Zu anderen Ergebnissen kommt eine Studie, die das Unternehmen bei der biologischen Fakultät in Belgrad in Auftrag gegeben, aber nicht veröffentlicht hat. Demnach seien, erfahren wir von Professor Vladimir Stevanović, von dem Projekt „mehr als 45 Hektar Primärwald, 37 Hektar Naturwald, 3 Hektar Grünland und 703 Hektar landwirtschaftliche Flächen bedroht.“

„Wir sind Versuchskaninchen“, sagt Marija Petković-Trbović, Lehrerin am Gymnasium in Loznica und in der lokalen Bürgerinitiative „Wir geben Jadar nicht her“ engagiert. „Wir glauben den staatlichen Inspekteuren nicht, die meisten von ihnen waren nicht einmal vor Ort.“ Schon bei den ersten vorbereitenden Bohrungen seien landwirtschaftliche Flächen verwüstet worden. Und im Fluss seien giftige Stoffe aufgetaucht. „Wir befinden uns hier in einem geschlossenen Ökosystem.
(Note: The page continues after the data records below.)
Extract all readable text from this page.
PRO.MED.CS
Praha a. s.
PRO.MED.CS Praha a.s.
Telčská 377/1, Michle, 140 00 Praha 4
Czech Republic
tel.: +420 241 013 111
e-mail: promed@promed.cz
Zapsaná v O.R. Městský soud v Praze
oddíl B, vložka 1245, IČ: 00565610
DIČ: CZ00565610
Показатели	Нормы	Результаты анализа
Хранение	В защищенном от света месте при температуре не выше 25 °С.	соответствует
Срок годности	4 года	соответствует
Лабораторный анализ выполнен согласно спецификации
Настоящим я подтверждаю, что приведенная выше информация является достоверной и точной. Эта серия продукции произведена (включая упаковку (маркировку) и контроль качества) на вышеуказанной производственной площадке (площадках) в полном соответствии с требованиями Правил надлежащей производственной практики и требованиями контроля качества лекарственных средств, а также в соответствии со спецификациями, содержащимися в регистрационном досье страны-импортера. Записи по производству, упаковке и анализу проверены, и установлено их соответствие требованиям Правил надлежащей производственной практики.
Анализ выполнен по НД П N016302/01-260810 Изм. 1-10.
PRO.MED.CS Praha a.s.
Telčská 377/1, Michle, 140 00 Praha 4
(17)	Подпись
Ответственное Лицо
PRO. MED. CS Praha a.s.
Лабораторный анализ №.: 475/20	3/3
Eine Vergiftung des Bodens und der Gewässer würde sich auf die gesamte Nahrungskette auswirken.“

Die Gewinnung von Lithium aus Mineralien schädigt die Umwelt stärker als die Lithiumgewinnung aus Sole, die in den Salzseen der Anden betrieben und im Oberrheingraben erwogen wird. Das geplante Bergbauprojekt in Serbien ist ökologisch also gleich dreifach schädlich: durch den Energieverbrauch und die erhöhten CO2-Em­mis­sio­nen, durch den Wasserverbrauch und durch die Verschmutzung der Umwelt.

Bei den Bergbau- und Pumparbeiten wird das chemische Gleichgewicht der oberen Bodenschichten wie auch der tiefer liegenden Lagerstätten durch plötzliche Oxidationsvorgänge gestört, wodurch sich saures Grubenwasser bildet. Für die Umwelt und die Ökosysteme bedeutet dieses Grubenwasser eine erhebliche Gefahr, weil es schädliche Metallverbindungen aus Kupfer, Blei, Nickel, Zink und Arsen freisetzt.
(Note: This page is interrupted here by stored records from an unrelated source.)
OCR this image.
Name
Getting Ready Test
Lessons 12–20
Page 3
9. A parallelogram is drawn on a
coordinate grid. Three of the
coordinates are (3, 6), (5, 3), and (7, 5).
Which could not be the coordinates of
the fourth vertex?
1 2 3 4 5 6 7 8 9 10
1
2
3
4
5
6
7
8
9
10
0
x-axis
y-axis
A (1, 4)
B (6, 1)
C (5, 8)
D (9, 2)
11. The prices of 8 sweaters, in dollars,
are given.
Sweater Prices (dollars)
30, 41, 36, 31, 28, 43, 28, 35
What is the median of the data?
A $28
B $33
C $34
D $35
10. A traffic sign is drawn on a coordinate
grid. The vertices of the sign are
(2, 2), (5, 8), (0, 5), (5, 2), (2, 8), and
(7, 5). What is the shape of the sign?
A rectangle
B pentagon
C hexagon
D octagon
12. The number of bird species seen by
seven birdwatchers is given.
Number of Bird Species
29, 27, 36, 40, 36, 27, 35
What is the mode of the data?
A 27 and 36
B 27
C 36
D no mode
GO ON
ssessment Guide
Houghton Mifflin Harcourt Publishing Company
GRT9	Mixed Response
Wenn man den Wert und das Potenzial der landwirtschaftlichen Flächen, des Wildtierbestands und der regionalen Kultur in Rechnung stellt, so ist der Ertrag des Lithiumabbaus viel geringer als die zu erwartenden Schäden, geben Experten zu bedenken. Inoffiziellen Prognosen zufolge könnte Rio Tinto in den ersten zehn Produktionsjahren rund 4 Milliarden Euro Gewinn erwirtschaften, dem serbischen Staat dagegen würden die vergebenen Bergbaulizenzen nur etwa 300 Millionen Euro einbringen.

Umweltschützer zwingen die Regierung zum Handeln

Die Gegner des Bergbauprojekts machen die Rechnung auf, dass die regio­nale Landwirtschaft jährliche Erträge bis zu 80 Millionen Euro erzielen könne – und das mit einem Minimum staatlicher Investitionen, die derzeit bei null liegen. Selbst wenn man die potenziell verheerenden Umweltfolgen ausklammert, stellt sich somit die Frage, welchen Nutzen das Land und die Bevölkerung vom Lithiumabbau hätte.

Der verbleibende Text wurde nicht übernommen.